A just published study in Lancet Psychiatry shows that just screening people for depression  using a PHQ-9 score of 10 or more, doesn’t help the patient, whether or not they and/or their GP are informed. A month after baseline, PHQ9 scores in all groups reduced by 4 points  and remained at this level in follow-up. 

Based on a diagnostic interview only a third of the sample met DSM diagnostic criteria at follow up. But in NHS Talking Therapies, a PHQ-9  score of 10 or more would usher people along a depression treatment pathway. This study indicates that two out of three people would have been directed along the wrong path. Watchful waiting is called for, oftentimes there is just a passing crisis in a person’s life.   Clients need comprehensive assessment, monitoring and treatment. NHS Talking Therapies’ simple dichotomy of low and high intensity interventions is not fit for purpose.

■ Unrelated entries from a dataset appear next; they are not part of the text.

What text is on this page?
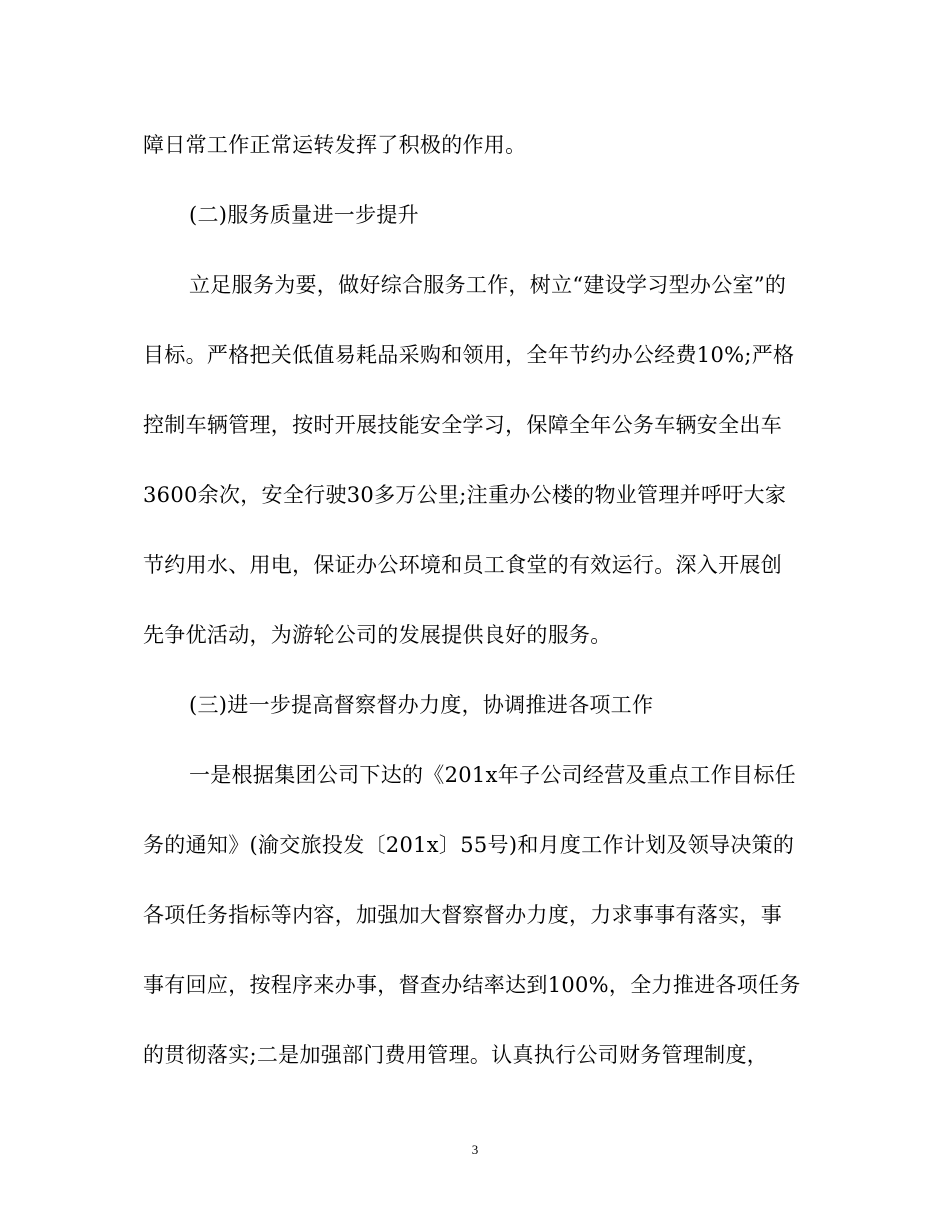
障日常工作正常运转发挥了积极的作用。
(二)服务质量进一步提升
立足服务为要，做好综合服务工作，树立“建设学习型办公室”的
目标。严格把关低值易耗品采购和领用，全年节约办公经费10%;严格
控制车辆管理，按时开展技能安全学习，保障全年公务车辆安全出车
3600余次，安全行驶30多万公里;注重办公楼的物业管理并呼吁大家
节约用水、用电，保证办公环境和员工食堂的有效运行。深入开展创
先争优活动，为游轮公司的发展提供良好的服务。
(三)进一步提高督察督办力度，协调推进各项工作
一是根据集团公司下达的《201x年子公司经营及重点工作目标任
务的通知》(渝交旅投发〔201x〕55号)和月度工作计划及领导决策的
各项任务指标等内容，加强加大督察督办力度，力求事事有落实，事
事有回应，按程序来办事，督查办结率达到100%，全力推进各项任务
的贯彻落实;二是加强部门费用管理。认真执行公司财务管理制度，
3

A screen by itself is simply a ‘scream’

Interestingly in the feedback to GPs ( the study took place in Germany) they were told  that ‘a diagnosis cannot be made on the basis of the screening score alone’ and there was a ‘recommendation for further assessment and treatment for any depressive disorders that might be present’. NHS Talking Therapies clinicians are not informed of the need for a thorough going assessment.  There is no diagnosis-informed care. The Service expects clinicians to  continue to work in the dark. Only a quarter of the sample received psychotherapy or an antidepressant.